4. Il résulte de l'instruction que la société a produit ses liasses fiscales pour les années 2020 et 2021 et que les chiffres déclarés s'élèvent respectivement à 151 157 397 euros et 174 770 272 euros hors taxes, soit au-delà du seuil de 50 millions d'euros. Au demeurant, le chiffre d'affaires à prendre en compte pour la détermination de la cotisation sur la valeur ajoutée des entreprises est celui du groupe, de sorte que la société CORETAB, qui appartient au groupe SEITA (société d'exploitation industrielle des tabacs et des allumettes) dont le chiffre d'affaires s'élevait à 382 millions en 2021, ne remplit pas les conditions pour bénéficier de l'abattement " zone franche d'activités nouvelle génération " au titre de la cotisation sur la valeur ajoutée des entreprises des années 2020 et 2021 et n'est donc en tout état de cause pas fondée à la réclamer.

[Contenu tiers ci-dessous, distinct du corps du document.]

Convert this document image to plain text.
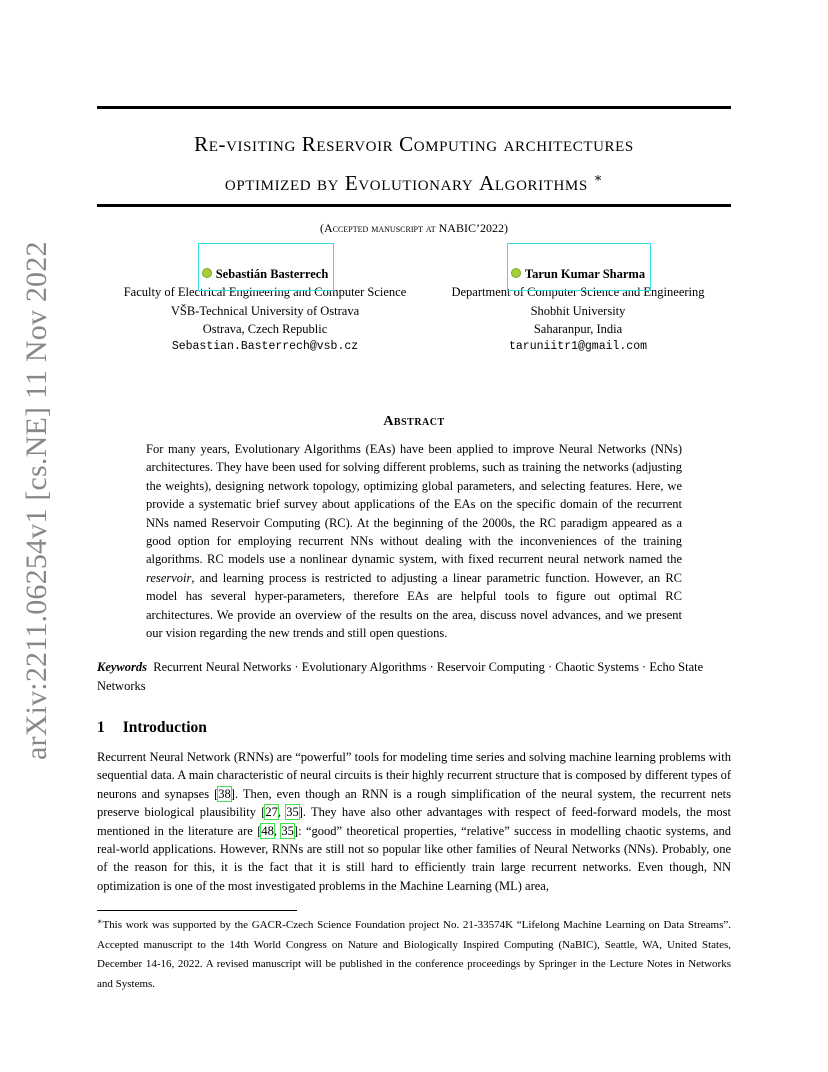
arXiv:2211.06254v1 [cs.NE] 11 Nov 2022
Re-visiting Reservoir Computing architectures
optimized by Evolutionary Algorithms ∗
(Accepted manuscript at NABIC’2022)
Sebastián Basterrech
Faculty of Electrical Engineering and Computer Science
VŠB-Technical University of Ostrava
Ostrava, Czech Republic
Sebastian.Basterrech@vsb.cz
Tarun Kumar Sharma
Department of Computer Science and Engineering
Shobhit University
Saharanpur, India
taruniitr1@gmail.com
Abstract
For many years, Evolutionary Algorithms (EAs) have been applied to improve Neural Networks (NNs) architectures. They have been used for solving different problems, such as training the networks (adjusting the weights), designing network topology, optimizing global parameters, and selecting features. Here, we provide a systematic brief survey about applications of the EAs on the specific domain of the recurrent NNs named Reservoir Computing (RC). At the beginning of the 2000s, the RC paradigm appeared as a good option for employing recurrent NNs without dealing with the inconveniences of the training algorithms. RC models use a nonlinear dynamic system, with fixed recurrent neural network named the reservoir, and learning process is restricted to adjusting a linear parametric function. However, an RC model has several hyper-parameters, therefore EAs are helpful tools to figure out optimal RC architectures. We provide an overview of the results on the area, discuss novel advances, and we present our vision regarding the new trends and still open questions.
Keywords Recurrent Neural Networks · Evolutionary Algorithms · Reservoir Computing · Chaotic Systems · Echo State Networks
1 Introduction
Recurrent Neural Network (RNNs) are “powerful” tools for modeling time series and solving machine learning problems with sequential data. A main characteristic of neural circuits is their highly recurrent structure that is composed by different types of neurons and synapses [38]. Then, even though an RNN is a rough simplification of the neural system, the recurrent nets preserve biological plausibility [27, 35]. They have also other advantages with respect of feed-forward models, the most mentioned in the literature are [48, 35]: “good” theoretical properties, “relative” success in modelling chaotic systems, and real-world applications. However, RNNs are still not so popular like other families of Neural Networks (NNs). Probably, one of the reason for this, it is the fact that it is still hard to efficiently train large recurrent networks. Even though, NN optimization is one of the most investigated problems in the Machine Learning (ML) area,
∗This work was supported by the GACR-Czech Science Foundation project No. 21-33574K “Lifelong Machine Learning on Data Streams”. Accepted manuscript to the 14th World Congress on Nature and Biologically Inspired Computing (NaBIC), Seattle, WA, United States, December 14-16, 2022. A revised manuscript will be published in the conference proceedings by Springer in the Lecture Notes in Networks and Systems.
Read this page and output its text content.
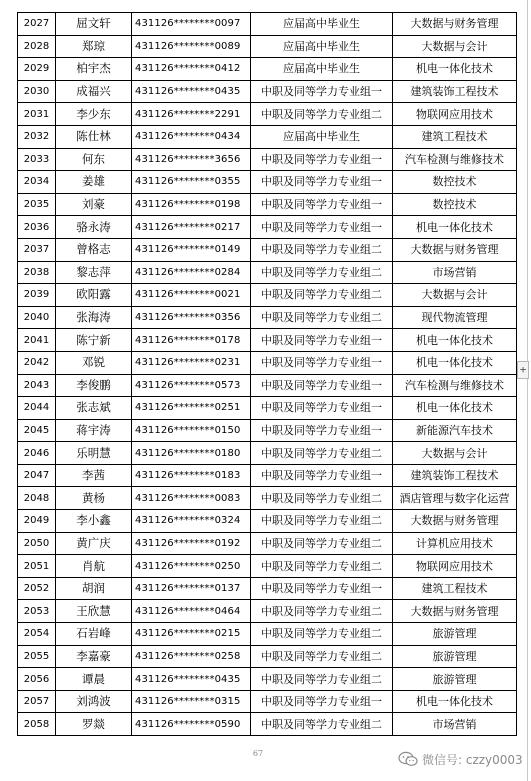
2027	屈文轩	431126********0097	应届高中毕业生	大数据与财务管理
2028	郑琼	431126********0089	应届高中毕业生	大数据与会计
2029	柏宇杰	431126********0412	应届高中毕业生	机电一体化技术
2030	成福兴	431126********0435	中职及同等学力专业组一	建筑装饰工程技术
2031	李少东	431126********2291	中职及同等学力专业组二	物联网应用技术
2032	陈仕林	431126********0434	应届高中毕业生	建筑工程技术
2033	何东	431126********3656	中职及同等学力专业组一	汽车检测与维修技术
2034	姜雄	431126********0355	中职及同等学力专业组一	数控技术
2035	刘豪	431126********0198	中职及同等学力专业组一	数控技术
2036	骆永涛	431126********0217	中职及同等学力专业组一	机电一体化技术
2037	曾格志	431126********0149	中职及同等学力专业组二	大数据与财务管理
2038	黎志萍	431126********0284	中职及同等学力专业组二	市场营销
2039	欧阳露	431126********0021	中职及同等学力专业组二	大数据与会计
2040	张海涛	431126********0356	中职及同等学力专业组二	现代物流管理
2041	陈宁新	431126********0178	中职及同等学力专业组一	机电一体化技术
2042	邓锐	431126********0231	中职及同等学力专业组一	机电一体化技术
2043	李俊鹏	431126********0573	中职及同等学力专业组一	汽车检测与维修技术
2044	张志斌	431126********0251	中职及同等学力专业组一	机电一体化技术
2045	蒋宇涛	431126********0150	中职及同等学力专业组一	新能源汽车技术
2046	乐明慧	431126********0180	中职及同等学力专业组二	大数据与会计
2047	李茜	431126********0183	中职及同等学力专业组一	建筑装饰工程技术
2048	黄杨	431126********0083	中职及同等学力专业组二	酒店管理与数字化运营
2049	李小鑫	431126********0324	中职及同等学力专业组二	大数据与财务管理
2050	黄广庆	431126********0192	中职及同等学力专业组二	计算机应用技术
2051	肖航	431126********0250	中职及同等学力专业组二	物联网应用技术
2052	胡润	431126********0137	中职及同等学力专业组一	建筑工程技术
2053	王欣慧	431126********0464	中职及同等学力专业组二	大数据与财务管理
2054	石岩峰	431126********0215	中职及同等学力专业组二	旅游管理
2055	李嘉豪	431126********0258	中职及同等学力专业组二	旅游管理
2056	谭晨	431126********0435	中职及同等学力专业组二	旅游管理
2057	刘鸿波	431126********0315	中职及同等学力专业组一	机电一体化技术
2058	罗燚	431126********0590	中职及同等学力专业组二	市场营销
+
67	微信号: czzy0003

5. Il résulte de ce qui précède que la requête de la société CORETAB doit être rejetée en toutes ses conclusions.

D E C I D E :

Article 1er : La requête de la société Compagnie réunionnaise des tabacs est rejetée.

Article 2 : Le présent jugement sera notifié à la société Compagnie réunionnaise des tabacs et au directeur régional des finances publiques de la Réunion.

Délibéré après l'audience du 1er avril 2025, à laquelle siégeaient :

Mme Khater, présidente,

M. Le Merlus, conseiller,

Mme Lebon, conseillère.

Rendu public par mise à disposition au greffe du tribunal, le 19 mai 2025.

La rapporteure,

L. LEBONLa présidente,

A. KHATER

La greffière,

C. JUSSY

La République mande et ordonne au ministre de l'économie, des finances et de la souveraineté industrielle et numérique en ce qui le concerne ou à tous huissiers de justice à ce requis en ce qui concerne les voies de droit commun contre les parties privées, de pourvoir à l'exécution de la présente décision.